I don’t hate the etcd model of editing configs and letting your system gradually get the updates. It’s not awesome that config changes aren’t picked up immediately, but I’ve never worked with an imperative system that delivered really fast changes on big systems.

Everything is non-interactive until it breaks

No user-serviceable parts within

That’s the sticker on every future-tech device in Rainbows End. And headless systems are great until something goes wrong.

Vinge, the author of that book, is best known for inventing cyberspace. To me, his most important idea is the role of systems reliability in the long-term viability of civilizations. Fire Upon the Deep changed the way I think about history.

When we interact with headless systems, the button we use is often made out of glue, probably because interaction was an afterthought in their design. Think about the difference between a car from the 70s (mechanical linkages everywhere, carburetor instead of fuel injection). Compare that vs now where the only way to slow down your cruise control is to open the door.

Most tools that I’ve used to automate batch work are difficult to manage when something goes wrong. This is everything from cron to queues to the tree-scheduler luigi. It’s difficult to view the internal state of a running system, even harder to stop it, and hardest to pause and resume.

Good automation needs to be good at managing the handoff to an operator and this is hard to get right, as Toyota and the NHTSA have learned. I read a great article a few years ago about careers in supervising robots which I can’t find now or I would link it here.

The French equivalent of the ATSB found that the Air France 447 crash happened right after autopilot shut down because of icing. A junior pilot panicked and pulled back on the stick, thinking the plane was crashing, even though the aircraft was pitched up. The pilot in command knew the plane was pitched up but, because the joysticks aren’t physically linked, didn’t know why – he didn’t know that the copilot was pulling back on his joystick.
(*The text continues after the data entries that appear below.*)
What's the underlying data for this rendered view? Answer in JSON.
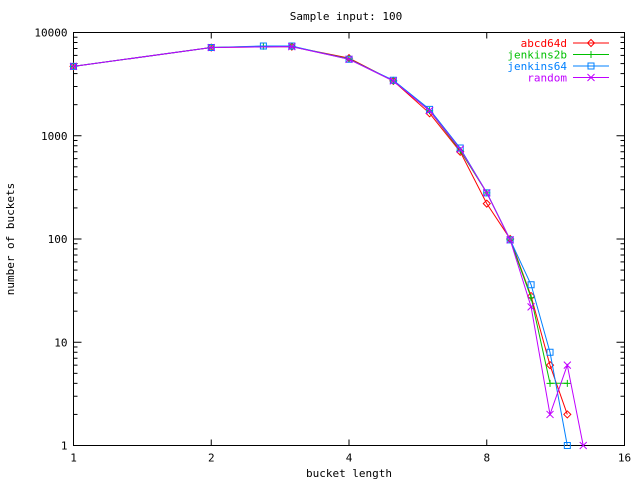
{
  "chart_data": {
    "type": "line",
    "title": "Sample input: 100",
    "xlabel": "bucket length",
    "ylabel": "number of buckets",
    "x_scale": "log2",
    "y_scale": "log10",
    "xlim": [
      1,
      16
    ],
    "ylim": [
      1,
      10000
    ],
    "x_ticks": [
      {
        "value": 1,
        "label": "1"
      },
      {
        "value": 2,
        "label": "2"
      },
      {
        "value": 4,
        "label": "4"
      },
      {
        "value": 8,
        "label": "8"
      },
      {
        "value": 16,
        "label": "16"
      }
    ],
    "y_ticks": [
      {
        "value": 1,
        "label": "1"
      },
      {
        "value": 10,
        "label": "10"
      },
      {
        "value": 100,
        "label": "100"
      },
      {
        "value": 1000,
        "label": "1000"
      },
      {
        "value": 10000,
        "label": "10000"
      }
    ],
    "legend_position": "top-right",
    "grid": false,
    "series": [
      {
        "name": "abcd64d",
        "color": "#ff0000",
        "marker": "diamond",
        "points": [
          [
            1,
            4700
          ],
          [
            2,
            7150
          ],
          [
            3,
            7300
          ],
          [
            4,
            5650
          ],
          [
            5,
            3400
          ],
          [
            6,
            1650
          ],
          [
            7,
            700
          ],
          [
            8,
            220
          ],
          [
            9,
            100
          ],
          [
            10,
            28
          ],
          [
            11,
            6
          ],
          [
            12,
            2
          ]
        ]
      },
      {
        "name": "jenkins2b",
        "color": "#00c000",
        "marker": "plus",
        "points": [
          [
            1,
            4700
          ],
          [
            2,
            7150
          ],
          [
            2.6,
            7350
          ],
          [
            3,
            7300
          ],
          [
            4,
            5550
          ],
          [
            5,
            3400
          ],
          [
            6,
            1750
          ],
          [
            7,
            720
          ],
          [
            8,
            280
          ],
          [
            9,
            98
          ],
          [
            10,
            27
          ],
          [
            11,
            4
          ],
          [
            12,
            4
          ]
        ]
      },
      {
        "name": "jenkins64",
        "color": "#0080ff",
        "marker": "square",
        "points": [
          [
            1,
            4700
          ],
          [
            2,
            7150
          ],
          [
            2.6,
            7400
          ],
          [
            3,
            7400
          ],
          [
            4,
            5500
          ],
          [
            5,
            3450
          ],
          [
            6,
            1800
          ],
          [
            7,
            760
          ],
          [
            8,
            280
          ],
          [
            9,
            98
          ],
          [
            10,
            36
          ],
          [
            11,
            8
          ],
          [
            12,
            1
          ]
        ]
      },
      {
        "name": "random",
        "color": "#c000ff",
        "marker": "cross",
        "points": [
          [
            1,
            4700
          ],
          [
            2,
            7150
          ],
          [
            3,
            7300
          ],
          [
            4,
            5500
          ],
          [
            5,
            3400
          ],
          [
            6,
            1750
          ],
          [
            7,
            740
          ],
          [
            8,
            280
          ],
          [
            9,
            98
          ],
          [
            10,
            22
          ],
          [
            11,
            2
          ],
          [
            12,
            6
          ],
          [
            13,
            1
          ]
        ]
      }
    ]
  }
}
I’m no pilot but at least once I week I make a bad operations decision because of missing information. Example: stopping a process and rerunning manually because its progress monitor isn’t granular enough to know if it’s stuck.
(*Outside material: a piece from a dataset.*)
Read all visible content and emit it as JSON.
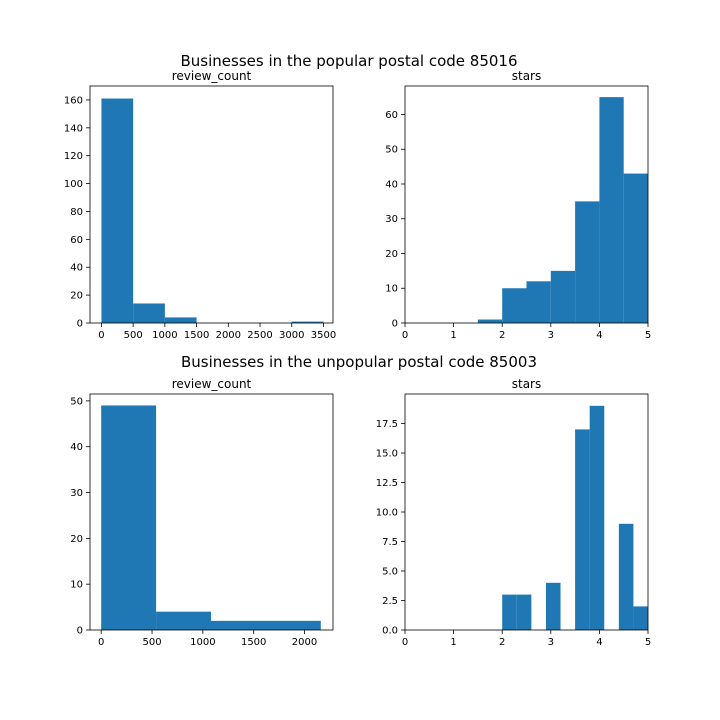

447 wasn’t an autopilot bug. It was the sort of complex failure that happens at the intersection of autonomous handoff, instrument quality, and operability. I hope you’ve already read How Complex Systems Fail but if you haven’t, stop reading my post and print yourself a copy of that.

Glue vs tar is relevant to the long-term reliability of civilizations. Controlling & managing complex systems is becoming a big deal.
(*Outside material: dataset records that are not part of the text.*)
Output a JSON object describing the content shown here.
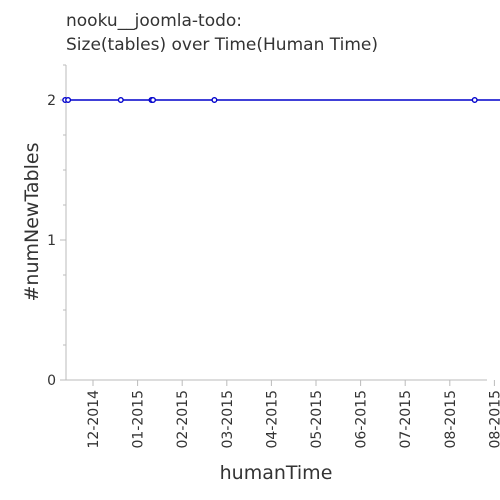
{
  "chart_data": {
    "type": "line",
    "title_line1": "nooku__joomla-todo:",
    "title_line2": "Size(tables) over Time(Human Time)",
    "xlabel": "humanTime",
    "ylabel": "#numNewTables",
    "x_ticks": [
      "12-2014",
      "01-2015",
      "02-2015",
      "03-2015",
      "04-2015",
      "05-2015",
      "06-2015",
      "07-2015",
      "08-2015",
      "08-2015"
    ],
    "y_ticks": [
      "0",
      "1",
      "2"
    ],
    "ylim": [
      0,
      2.25
    ],
    "grid": false,
    "series": [
      {
        "color": "#0000cc",
        "points": [
          {
            "x": "2014-11-12",
            "y": 2
          },
          {
            "x": "2014-11-14",
            "y": 2
          },
          {
            "x": "2014-12-20",
            "y": 2
          },
          {
            "x": "2015-01-10",
            "y": 2
          },
          {
            "x": "2015-01-11",
            "y": 2
          },
          {
            "x": "2015-02-22",
            "y": 2
          },
          {
            "x": "2015-08-19",
            "y": 2
          },
          {
            "x": "2015-09-08",
            "y": 2
          }
        ]
      }
    ]
  }
}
Reliable automation and the future of glue

What is the future of glue?

Glue is easier than ever to get ahold of and so we’re using it more. I think people are generally conscious that if enough logic is dwelling in the glue layer, it’s time to move some of it into the system’s control loop.

A new generation of ML-based systems management tools are fast aborning, like G’s datacenter cooling manager, and that’s interesting because ML is close enough to control theory that ML tools will need to run inside systems; only relatively simple models that use minimal data to make infrequent adjustments can run through an API.

Ultimately all we want is commands and tools that work every time, and systems that manage themselves, and we’ll have to achieve that with a combination of loosely-coupled glue and tightly-coupled control systems.

Better ecosystem tools may also allow us to design safer ways to integrate more tightly with systems’ control loops. An example from deep in history: When Microsoft wanted to improve the reliability of Windows XP, they built a symbolic execution system to statically analyze how drivers interacted with the kernel.

Faced with the need to solve control problems and unwilling to take the performance hit of pushing drivers out of the kernel (minix style), the XP team built powerful simulation tools to increase safety.

My fingers are crossed that we’ll build more powerful simulation tools for integrating with headless systems. It’s one way to move past glue in problems that are both performance and safety critical. I have no doubt that more of these problems are coming.